Валяные поделки Люсе очень понравились, особенно то, что материалы не так дороги, и она загорелась желанием научиться. Оля по-быстрому скатала несколько бусин из остатков и дала ей их довалять. Разложила для неё в качестве примера пару цветочков и принялась за сумку. Пока руки работали, подружки успели обсудить множество вещей, вплоть до оставшегося обеим курсовика по истории. И даже выучить пару билетов, знанием которых Люся хвасталась ещё в институте.
За окном давно стемнело, когда проводившая подружку Оля заканчивала издеваться над для ручек сумки, ежеминутно проверяя часы на мобильном. Наконец-то в домофон позвонили. Обеими руками, мокрыми и мыльными, она попыталась поймать выпрыгивающее сердце. Охнула, схватила полотенце, да так с ним и осталась у открытой двери. Лёшка без шапки, раскрасневшийся, весь в снегу, шагнул сразу на середину прихожей, ставя по бокам от Оли две икейские сумки. Она чуть отшатнулась, спеша освободить место, но он, с улыбкой до ушей, придержал её за локти и ткнулся лбом в лоб:
— Лёля! Ну наконец-то добрался! Извинишь, что так поздно?
— Да-да, что ты! — Она уже упиралась обеими ладошками в холодную куртку, и, если честно, других желаний, кроме как простоять так до самой ночи, у неё в этот момент не было.
— Подожди минутку, в машине ещё одна. Эти без меня не трогай. Тяжёлые.
— Сумка? — опешила Оля. — Куда столько?
— Как обещал.
— А рука как же?
— Да я на плече нёс! И почти не болит, швы сняли, — лаконично ответил Лёша и заскочил в лифт.
Конечно, хозяйка попробовала не поднять, но хоть подвинуть набитую какими-то пакетами сумку. Отбуксировав её таким образом к входу в комнату, она добыла из-за второй папины тапочки. И вовремя, Лёша втиснул ещё одну сумку и хлопнул дверью.
— Замёрз? — спросила хозяйка, потянувшись за снятым им шарфом.
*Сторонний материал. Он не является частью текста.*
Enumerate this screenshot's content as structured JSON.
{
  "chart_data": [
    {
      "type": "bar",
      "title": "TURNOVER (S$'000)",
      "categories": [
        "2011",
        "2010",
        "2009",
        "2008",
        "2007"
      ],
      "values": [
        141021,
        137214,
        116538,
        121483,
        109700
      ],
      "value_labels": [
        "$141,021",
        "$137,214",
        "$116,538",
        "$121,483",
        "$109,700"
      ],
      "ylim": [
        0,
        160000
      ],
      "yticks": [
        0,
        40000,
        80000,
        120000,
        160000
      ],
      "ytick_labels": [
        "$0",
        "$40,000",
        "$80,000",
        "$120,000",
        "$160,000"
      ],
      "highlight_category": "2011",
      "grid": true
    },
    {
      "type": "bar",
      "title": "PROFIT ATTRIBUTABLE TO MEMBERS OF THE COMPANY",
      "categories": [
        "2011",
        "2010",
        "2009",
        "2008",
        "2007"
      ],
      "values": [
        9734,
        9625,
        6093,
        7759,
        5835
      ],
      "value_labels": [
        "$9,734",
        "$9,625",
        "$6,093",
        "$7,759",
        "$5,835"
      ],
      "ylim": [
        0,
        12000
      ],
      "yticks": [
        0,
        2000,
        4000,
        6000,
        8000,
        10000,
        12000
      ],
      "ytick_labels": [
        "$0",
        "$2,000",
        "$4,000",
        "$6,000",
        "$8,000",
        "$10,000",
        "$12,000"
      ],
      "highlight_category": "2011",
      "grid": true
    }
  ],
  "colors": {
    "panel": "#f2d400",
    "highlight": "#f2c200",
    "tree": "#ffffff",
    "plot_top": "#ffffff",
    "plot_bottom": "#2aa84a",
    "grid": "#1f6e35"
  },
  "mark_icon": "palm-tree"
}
— Нет, не успел. Метёт ужасно, габариты у грузовиков видно с двух метров, противотуманки бесполезны, ехал на дальнем свете, и видел только пургу. — Лёшка потёр глаза и зевнул.
— Устал, да? — участливо кивнула Оля, разглядев синяки под глазами, которых утром вроде не было.
— Да, помотал нам этот умник нервы, но главное — я доехал! — И Лёша снова бесшабашно улыбнулся. — Чаем напоишь? Может сбегать за чем-нибудь, пока не поздно?
— Напою, пойдём. Сегодня ребята заезжали, купили печенья и пастилы, есть с чем.
— Ребята?
— Люсю Макс завез и сам зашел. Но не выдержал женских разговоров и через полчаса смылся, — с улыбкой выдала тайны парня Оля, — а может испугался Люсиного отца. Уж очень строгий дядька.
— Ты мне так и не рассказала, как вы вчера сходили.
— Вот придёшь чай пить, я всё и расскажу, что захочешь.
— Всё-всё? — шутливо уточнил он. — Ловлю на слове!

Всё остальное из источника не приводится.